Dortmund. Der Punkrock ist zurück am Theater Dortmund. Zum Ende seiner Intendanz lässt Kay Voges Wölfi & Co. noch einmal im Stadttheater aufmarschieren.

Kurz vor Beginn der Vorstellung macht sich die reifere Dame in Reihe 6 grundlegende Gedanken: „Ob Wölfi wieder blank zieht?“ fragt sie ihre Sitznachbarin und fügt etwas gequält lächelnd an: „Sehen muss ich das nicht.“ Die Sorge ist berechtigt, schließlich werden die berüchtigten Selbst-Entblößungen des Sängers Wolfgang „Wölfi“ Wendland bei Konzerten seiner Band „Die Kassierer“ von den Fans immer wieder vehement gefordert, und bisweilen kommt der Maestro den Bitten seiner Jünger nach. Doch keine Bange: Heute bleibt Wölfis Buxe versiegelt, nicht einmal seinen hart trainierten Bierbauch lässt er kreisen. Das ist allerdings fast schon das einzig Lammfromme an einem Theaterabend, der mit satter Lust auf Derbheit und mit einer herzerfrischend fröhlichen Show bestens zu unterhalten versteht.

„Die Kassierer“ im Theater Dortmund - Riesenspaß und Ehre gleichermaßen

Mit „Die Kassierer und Die Drei von der Punkstelle“ sind die Punkrocker zurück am Theater Dortmund. Gegen Ende seiner zehnjährigen Intendanz lässt Kay Voges die „Vier Weisen aus Wattenscheid“ noch einmal aufmarschieren, damit sie gemeinsam mit dem Regie-Duo Andreas Beck und Thorsten Bihegue ein Stück ausknobeln, das so durchgeknallt wie eben möglich werden soll. Und die „Kassierer“ lassen sich nicht zweimal bitten: Ihre berüchtigten Hits wie „Blumenkohl am Pillemann“ und „Sex mit dem Sozialarbeiter“ ins ehrwürdige Stadttheater zu tragen, scheint für sie Riesenspaß und Ehre gleichermaßen zu sein.
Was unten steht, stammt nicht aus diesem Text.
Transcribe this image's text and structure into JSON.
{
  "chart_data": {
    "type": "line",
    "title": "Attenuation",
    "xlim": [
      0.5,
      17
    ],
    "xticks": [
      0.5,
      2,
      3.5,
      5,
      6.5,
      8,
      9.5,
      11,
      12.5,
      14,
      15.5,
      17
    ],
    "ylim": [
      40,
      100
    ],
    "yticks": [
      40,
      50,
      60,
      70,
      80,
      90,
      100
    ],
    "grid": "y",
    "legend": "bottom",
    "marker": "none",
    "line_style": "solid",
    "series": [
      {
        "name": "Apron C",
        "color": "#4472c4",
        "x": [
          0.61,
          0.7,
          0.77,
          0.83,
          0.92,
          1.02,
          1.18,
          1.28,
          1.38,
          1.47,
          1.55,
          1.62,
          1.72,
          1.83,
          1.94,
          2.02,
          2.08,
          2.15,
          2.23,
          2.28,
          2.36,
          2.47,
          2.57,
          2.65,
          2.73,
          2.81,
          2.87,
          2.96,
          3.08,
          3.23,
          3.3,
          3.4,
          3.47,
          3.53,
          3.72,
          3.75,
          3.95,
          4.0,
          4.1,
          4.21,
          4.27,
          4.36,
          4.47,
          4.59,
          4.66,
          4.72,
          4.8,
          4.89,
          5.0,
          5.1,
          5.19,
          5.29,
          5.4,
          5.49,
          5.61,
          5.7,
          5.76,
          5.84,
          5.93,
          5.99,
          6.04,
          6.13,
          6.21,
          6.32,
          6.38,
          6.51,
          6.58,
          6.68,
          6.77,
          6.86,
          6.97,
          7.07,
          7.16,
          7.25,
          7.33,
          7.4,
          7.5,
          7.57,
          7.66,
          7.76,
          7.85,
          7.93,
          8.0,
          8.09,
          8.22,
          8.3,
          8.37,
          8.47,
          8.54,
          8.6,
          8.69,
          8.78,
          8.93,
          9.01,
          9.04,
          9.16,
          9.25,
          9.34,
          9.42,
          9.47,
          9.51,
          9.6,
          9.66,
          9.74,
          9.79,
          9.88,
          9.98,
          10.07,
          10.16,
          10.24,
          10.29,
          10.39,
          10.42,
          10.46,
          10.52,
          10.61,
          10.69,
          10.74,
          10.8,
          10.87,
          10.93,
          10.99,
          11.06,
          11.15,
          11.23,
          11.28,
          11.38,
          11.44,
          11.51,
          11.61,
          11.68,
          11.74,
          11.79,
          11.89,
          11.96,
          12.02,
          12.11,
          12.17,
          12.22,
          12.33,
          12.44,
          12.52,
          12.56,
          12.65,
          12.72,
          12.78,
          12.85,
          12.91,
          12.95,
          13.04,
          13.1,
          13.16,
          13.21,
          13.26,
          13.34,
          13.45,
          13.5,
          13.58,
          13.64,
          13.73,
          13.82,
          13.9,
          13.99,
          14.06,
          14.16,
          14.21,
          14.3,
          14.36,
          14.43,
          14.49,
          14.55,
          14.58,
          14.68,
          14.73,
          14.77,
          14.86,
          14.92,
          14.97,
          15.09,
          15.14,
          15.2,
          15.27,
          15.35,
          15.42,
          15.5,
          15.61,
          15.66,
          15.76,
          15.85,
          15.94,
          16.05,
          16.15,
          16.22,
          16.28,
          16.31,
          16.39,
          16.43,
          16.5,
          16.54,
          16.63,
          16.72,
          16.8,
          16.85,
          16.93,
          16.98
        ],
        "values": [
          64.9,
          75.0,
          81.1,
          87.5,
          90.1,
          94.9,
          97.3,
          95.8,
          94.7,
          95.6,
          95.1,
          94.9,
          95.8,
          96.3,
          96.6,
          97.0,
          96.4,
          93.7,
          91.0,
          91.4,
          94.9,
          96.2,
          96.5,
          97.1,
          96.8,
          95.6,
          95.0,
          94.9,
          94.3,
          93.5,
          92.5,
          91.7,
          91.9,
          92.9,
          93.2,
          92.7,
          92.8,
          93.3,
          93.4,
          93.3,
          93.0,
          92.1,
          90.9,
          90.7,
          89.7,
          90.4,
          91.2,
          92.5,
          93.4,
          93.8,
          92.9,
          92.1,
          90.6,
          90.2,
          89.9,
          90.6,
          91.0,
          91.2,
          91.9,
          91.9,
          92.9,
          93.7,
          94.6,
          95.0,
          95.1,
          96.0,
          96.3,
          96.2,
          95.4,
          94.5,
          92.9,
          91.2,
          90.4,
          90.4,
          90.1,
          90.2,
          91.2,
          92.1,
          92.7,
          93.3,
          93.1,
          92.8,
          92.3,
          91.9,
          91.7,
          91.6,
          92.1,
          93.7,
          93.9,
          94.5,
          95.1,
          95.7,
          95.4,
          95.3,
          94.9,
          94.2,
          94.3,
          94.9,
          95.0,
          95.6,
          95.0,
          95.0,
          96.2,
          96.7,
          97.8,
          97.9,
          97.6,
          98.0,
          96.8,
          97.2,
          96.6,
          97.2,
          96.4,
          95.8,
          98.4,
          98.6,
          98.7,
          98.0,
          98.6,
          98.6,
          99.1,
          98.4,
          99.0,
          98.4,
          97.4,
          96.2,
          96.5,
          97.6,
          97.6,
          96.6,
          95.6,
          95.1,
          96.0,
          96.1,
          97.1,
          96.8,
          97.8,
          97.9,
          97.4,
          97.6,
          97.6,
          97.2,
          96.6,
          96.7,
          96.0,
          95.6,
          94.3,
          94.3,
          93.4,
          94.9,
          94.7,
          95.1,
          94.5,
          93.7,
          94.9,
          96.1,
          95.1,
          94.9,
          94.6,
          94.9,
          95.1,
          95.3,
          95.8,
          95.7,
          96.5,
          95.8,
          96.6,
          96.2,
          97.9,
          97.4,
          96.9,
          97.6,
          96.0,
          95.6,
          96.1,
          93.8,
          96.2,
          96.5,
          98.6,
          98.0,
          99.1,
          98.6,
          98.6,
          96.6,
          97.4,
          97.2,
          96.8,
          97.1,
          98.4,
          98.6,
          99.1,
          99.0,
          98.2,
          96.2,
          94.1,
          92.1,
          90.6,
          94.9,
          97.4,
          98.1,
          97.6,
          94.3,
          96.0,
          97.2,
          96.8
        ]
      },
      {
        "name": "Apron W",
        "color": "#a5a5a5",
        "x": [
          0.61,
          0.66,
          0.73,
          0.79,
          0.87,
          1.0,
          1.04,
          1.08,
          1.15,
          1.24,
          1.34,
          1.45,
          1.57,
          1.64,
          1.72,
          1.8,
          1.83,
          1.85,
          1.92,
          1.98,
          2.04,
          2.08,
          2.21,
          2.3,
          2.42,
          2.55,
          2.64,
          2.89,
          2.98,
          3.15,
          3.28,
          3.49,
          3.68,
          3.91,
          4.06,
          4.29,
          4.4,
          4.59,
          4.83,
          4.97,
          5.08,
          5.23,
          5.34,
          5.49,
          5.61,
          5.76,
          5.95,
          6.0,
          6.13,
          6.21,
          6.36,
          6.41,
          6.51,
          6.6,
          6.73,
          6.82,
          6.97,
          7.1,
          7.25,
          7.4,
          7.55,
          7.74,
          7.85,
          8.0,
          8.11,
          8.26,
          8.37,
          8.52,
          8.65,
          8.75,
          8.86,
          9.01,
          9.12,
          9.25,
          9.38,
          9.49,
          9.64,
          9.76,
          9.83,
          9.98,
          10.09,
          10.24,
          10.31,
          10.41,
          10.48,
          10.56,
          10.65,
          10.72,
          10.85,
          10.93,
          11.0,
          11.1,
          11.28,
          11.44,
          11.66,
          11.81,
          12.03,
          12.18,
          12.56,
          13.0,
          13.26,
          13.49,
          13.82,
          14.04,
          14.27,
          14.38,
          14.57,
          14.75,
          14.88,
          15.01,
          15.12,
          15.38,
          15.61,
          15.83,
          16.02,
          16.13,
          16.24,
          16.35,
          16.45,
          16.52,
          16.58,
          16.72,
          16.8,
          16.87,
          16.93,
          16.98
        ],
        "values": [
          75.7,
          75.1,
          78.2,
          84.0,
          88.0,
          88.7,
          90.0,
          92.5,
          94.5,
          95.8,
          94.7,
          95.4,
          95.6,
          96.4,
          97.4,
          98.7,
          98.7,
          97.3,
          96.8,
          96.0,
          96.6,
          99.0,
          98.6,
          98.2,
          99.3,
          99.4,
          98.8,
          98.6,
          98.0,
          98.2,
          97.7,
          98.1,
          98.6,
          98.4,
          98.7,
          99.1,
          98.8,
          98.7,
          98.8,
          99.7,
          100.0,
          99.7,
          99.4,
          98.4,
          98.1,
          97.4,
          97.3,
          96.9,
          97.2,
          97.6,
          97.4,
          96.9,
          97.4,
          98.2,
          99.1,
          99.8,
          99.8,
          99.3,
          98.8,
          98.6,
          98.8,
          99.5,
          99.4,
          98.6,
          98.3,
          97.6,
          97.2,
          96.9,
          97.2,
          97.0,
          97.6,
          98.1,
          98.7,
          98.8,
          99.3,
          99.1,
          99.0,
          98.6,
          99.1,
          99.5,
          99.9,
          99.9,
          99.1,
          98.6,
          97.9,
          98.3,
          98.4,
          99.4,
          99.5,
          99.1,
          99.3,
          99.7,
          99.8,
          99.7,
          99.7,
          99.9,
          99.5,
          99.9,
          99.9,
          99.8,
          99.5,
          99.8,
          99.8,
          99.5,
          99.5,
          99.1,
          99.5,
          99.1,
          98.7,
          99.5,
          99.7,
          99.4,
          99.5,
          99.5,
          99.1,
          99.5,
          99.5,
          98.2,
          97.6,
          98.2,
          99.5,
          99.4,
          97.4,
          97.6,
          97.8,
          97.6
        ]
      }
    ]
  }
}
Da grinst Wölfi nur allzu gern verschlagen in die Runde, während die vielen Fans im Saal text- und trinkfest gemeinsam mit ihren Idolen einen Satz von nahezu philosophischem Scharfsinn skandieren: „Am Schlimmsten ist, wenn das Bier alle ist.“ Da ist was dran!

Bereits vor fünf Jahren funktionierte der erste Zusammenprall zwischen Punk und Theater in Dortmund überraschend gut. „Häuptling Abendwind“, dargeboten in einem Bühnenbild aus Bierkästen, basierte lose auf einer Vorlage von Johann Nestroy. Mit derlei literarischem Klimbim halten sich Beck und Bihegue diesmal nicht weiter auf und schreiben das bisschen Handlung lieber gleich selbst.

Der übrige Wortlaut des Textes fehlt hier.